Step 1: Candidate key (closure method)
- Compute AB+:
- From AB → CD, we get C and D
- So AB+ = ABCD (all attributes)
- Therefore AB is a candidate key.
Step 2: Check 2NF
- Prime attributes: A, B
- Non-prime attributes: C, D
- AB → CD is fine (full dependency on the key)
- B → C violates 2NF (a non-prime attribute depends on a proper subset of a composite key)
Step 3: Convert to 2NF (master decomposition)
- R1(B, C)
- R2(A, B, D)
Worked example (3NF) — based on master.txt
Given R(X,Y,Z) with FD set { X → Y, Y → Z }.
Step 1: Candidate key
X+ = XYZ so X is a candidate key.
Step 2: Check 3NF
FD Y → Z violates 3NF because Y is not a superkey and Z is not prime.

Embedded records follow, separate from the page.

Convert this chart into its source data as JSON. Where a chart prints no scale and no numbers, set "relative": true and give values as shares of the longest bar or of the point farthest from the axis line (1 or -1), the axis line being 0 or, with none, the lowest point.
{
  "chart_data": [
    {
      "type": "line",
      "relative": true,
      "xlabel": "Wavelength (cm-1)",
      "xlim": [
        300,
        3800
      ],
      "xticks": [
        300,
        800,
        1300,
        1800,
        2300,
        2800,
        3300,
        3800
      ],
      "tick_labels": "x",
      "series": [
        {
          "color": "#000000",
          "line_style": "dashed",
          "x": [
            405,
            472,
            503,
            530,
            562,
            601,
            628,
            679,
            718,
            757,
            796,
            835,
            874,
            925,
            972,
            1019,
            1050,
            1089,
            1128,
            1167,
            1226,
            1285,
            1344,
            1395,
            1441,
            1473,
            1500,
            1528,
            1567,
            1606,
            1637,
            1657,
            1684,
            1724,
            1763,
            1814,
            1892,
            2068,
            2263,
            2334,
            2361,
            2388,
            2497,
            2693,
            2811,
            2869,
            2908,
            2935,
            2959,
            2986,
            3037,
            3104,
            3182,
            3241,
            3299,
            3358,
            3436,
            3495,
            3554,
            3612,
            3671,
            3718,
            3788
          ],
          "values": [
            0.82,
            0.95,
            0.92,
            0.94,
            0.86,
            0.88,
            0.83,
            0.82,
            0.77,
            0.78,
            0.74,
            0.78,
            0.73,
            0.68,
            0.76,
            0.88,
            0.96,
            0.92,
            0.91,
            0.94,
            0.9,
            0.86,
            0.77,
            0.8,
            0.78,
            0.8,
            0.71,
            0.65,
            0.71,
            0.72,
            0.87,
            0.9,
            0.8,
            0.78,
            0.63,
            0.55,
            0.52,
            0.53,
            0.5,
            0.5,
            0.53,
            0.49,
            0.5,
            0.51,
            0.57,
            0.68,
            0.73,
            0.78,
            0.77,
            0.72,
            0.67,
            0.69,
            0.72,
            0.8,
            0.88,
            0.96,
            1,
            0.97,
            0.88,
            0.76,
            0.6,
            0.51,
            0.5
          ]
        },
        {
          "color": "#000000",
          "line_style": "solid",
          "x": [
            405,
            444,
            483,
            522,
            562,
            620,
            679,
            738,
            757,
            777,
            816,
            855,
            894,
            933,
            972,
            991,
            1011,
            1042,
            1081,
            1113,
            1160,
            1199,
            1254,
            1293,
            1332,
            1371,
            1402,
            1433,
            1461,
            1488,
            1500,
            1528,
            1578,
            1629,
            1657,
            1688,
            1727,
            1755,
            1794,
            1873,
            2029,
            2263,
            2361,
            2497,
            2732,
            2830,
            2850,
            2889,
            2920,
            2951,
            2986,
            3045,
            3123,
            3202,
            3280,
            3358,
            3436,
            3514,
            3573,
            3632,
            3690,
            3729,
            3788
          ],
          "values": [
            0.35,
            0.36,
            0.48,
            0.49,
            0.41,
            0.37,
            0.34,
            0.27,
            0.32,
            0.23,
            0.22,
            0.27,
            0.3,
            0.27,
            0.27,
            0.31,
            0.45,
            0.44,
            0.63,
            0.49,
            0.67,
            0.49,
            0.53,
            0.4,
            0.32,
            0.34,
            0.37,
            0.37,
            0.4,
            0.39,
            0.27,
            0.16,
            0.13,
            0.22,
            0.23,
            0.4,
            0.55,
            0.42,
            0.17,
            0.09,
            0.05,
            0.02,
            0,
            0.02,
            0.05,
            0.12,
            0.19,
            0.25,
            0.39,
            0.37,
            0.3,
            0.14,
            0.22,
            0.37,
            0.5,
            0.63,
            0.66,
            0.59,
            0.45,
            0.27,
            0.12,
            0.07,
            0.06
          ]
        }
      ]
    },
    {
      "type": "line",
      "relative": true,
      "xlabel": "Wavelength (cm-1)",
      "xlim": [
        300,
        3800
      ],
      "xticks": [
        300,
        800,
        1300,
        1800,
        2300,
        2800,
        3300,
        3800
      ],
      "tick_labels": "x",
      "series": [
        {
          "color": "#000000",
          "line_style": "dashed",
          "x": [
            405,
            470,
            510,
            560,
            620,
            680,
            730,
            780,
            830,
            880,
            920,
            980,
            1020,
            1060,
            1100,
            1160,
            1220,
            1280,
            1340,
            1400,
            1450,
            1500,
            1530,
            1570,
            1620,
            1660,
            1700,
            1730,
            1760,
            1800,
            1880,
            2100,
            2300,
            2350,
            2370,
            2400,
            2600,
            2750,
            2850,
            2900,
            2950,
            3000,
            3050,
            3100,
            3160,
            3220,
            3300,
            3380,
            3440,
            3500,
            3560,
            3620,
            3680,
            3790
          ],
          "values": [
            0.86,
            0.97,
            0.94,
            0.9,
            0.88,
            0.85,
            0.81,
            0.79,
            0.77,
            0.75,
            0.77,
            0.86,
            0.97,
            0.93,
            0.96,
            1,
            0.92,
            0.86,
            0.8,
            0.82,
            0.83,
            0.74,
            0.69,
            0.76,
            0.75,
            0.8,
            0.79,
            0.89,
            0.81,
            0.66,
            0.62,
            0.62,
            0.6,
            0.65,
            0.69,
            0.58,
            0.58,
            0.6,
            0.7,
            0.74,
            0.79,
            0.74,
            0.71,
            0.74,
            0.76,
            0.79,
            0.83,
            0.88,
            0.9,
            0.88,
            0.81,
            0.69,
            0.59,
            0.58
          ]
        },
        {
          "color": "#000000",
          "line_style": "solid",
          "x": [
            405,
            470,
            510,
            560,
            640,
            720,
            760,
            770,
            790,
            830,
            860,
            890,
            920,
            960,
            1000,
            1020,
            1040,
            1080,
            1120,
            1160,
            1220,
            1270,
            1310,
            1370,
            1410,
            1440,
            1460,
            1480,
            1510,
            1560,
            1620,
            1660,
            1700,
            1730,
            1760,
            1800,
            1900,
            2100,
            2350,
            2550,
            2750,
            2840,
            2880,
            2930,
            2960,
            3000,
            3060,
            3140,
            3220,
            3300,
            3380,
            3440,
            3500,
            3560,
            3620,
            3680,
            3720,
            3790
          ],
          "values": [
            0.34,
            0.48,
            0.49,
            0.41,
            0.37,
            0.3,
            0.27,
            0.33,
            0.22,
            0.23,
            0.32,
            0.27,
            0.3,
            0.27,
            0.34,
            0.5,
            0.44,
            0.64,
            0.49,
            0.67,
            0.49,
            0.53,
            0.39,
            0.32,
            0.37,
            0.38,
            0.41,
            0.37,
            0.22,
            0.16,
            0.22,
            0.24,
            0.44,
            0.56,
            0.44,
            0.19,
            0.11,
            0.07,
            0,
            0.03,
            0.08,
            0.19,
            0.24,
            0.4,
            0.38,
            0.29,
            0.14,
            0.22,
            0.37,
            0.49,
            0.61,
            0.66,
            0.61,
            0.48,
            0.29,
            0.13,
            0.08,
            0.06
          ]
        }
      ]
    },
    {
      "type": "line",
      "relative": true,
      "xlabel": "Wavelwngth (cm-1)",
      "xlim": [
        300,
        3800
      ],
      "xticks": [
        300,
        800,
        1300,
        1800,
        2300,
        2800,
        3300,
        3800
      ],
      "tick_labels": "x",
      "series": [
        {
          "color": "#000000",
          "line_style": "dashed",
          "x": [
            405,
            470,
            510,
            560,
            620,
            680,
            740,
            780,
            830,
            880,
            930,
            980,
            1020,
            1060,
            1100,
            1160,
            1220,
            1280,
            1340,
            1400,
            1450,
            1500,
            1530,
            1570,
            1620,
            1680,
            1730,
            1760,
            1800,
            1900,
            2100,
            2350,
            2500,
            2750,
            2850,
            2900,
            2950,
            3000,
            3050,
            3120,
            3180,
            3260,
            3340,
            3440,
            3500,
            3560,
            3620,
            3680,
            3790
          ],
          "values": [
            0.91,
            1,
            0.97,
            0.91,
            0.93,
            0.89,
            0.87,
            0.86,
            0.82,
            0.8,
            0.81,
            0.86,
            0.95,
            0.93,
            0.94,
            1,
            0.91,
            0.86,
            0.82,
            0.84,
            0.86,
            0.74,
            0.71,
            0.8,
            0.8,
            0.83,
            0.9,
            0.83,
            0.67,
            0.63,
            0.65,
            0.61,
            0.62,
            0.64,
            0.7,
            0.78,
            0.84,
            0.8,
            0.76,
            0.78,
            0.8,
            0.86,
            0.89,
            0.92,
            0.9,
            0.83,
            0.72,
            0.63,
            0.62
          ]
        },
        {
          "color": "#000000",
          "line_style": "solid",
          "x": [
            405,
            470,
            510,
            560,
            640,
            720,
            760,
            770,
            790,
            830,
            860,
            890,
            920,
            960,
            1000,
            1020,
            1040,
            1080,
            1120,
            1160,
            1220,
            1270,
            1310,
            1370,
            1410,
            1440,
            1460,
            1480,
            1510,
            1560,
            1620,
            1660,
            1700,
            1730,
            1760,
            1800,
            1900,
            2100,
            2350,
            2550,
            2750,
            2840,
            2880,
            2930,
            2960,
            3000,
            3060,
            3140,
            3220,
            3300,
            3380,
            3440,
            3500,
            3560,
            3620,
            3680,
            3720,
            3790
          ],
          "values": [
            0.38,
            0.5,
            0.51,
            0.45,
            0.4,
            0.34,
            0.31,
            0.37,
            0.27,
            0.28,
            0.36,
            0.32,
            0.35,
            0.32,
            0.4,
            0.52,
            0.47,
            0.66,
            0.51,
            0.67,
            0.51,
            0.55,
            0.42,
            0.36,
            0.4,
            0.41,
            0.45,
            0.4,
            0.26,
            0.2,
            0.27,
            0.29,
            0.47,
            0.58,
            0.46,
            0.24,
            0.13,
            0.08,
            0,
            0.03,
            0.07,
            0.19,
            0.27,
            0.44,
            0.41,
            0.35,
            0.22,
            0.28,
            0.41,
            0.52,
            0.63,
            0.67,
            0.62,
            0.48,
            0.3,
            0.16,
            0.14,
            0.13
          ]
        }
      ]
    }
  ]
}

Step 3: Convert to 3NF (master decomposition)
- R1(X, Y)
- R2(Y, Z)
Real-World Use
Practical design workflow
- Draft relations from requirements.
- List likely FDs (business rules, uniqueness constraints).
- Use closure to confirm candidate keys (as in master examples).
- Normalize to 3NF for most OLTP designs.
- Ensure decompositions are lossless and preferably dependency-preserving (important both in exams and in real enforcement).
Engineering trade-offs
- Over-normalization increases joins; denormalization may be justified for read-heavy reporting.
- If BCNF breaks dependency preservation and complicates enforcement, 3NF is often the better compromise.
- Enforce FDs using constraints: PK/FK/UNIQUE/CHECK (and sometimes triggers).
For exams
Exam prompts
- Find candidate keys using attribute closure.
- Identify whether a relation is in 2NF/3NF/BCNF given FDs.
- Convert to 2NF/3NF using decomposition (like the master 2NF/3NF worked problems).
- Define and illustrate update/insertion/deletion anomalies.
- State Armstrong's axioms and use them to infer an FD.
- Check decomposition for lossless join and dependency preservation.
- Explain the practical difference between 3NF and BCNF.
Key points
- Anomalies are the symptom; FDs are the cause.
- Closure is the most reliable tool to reason about keys.
- 2NF removes partial dependency; 3NF removes transitive dependency.
- Good decompositions are lossless and ideally dependency-preserving.
- 3NF is commonly used in practice; BCNF is stricter but may complicate enforcement.
Quick Quiz
1. What does 1NF require?
2. Which is the strictest normal form?
3. Normalization helps reduce which problem?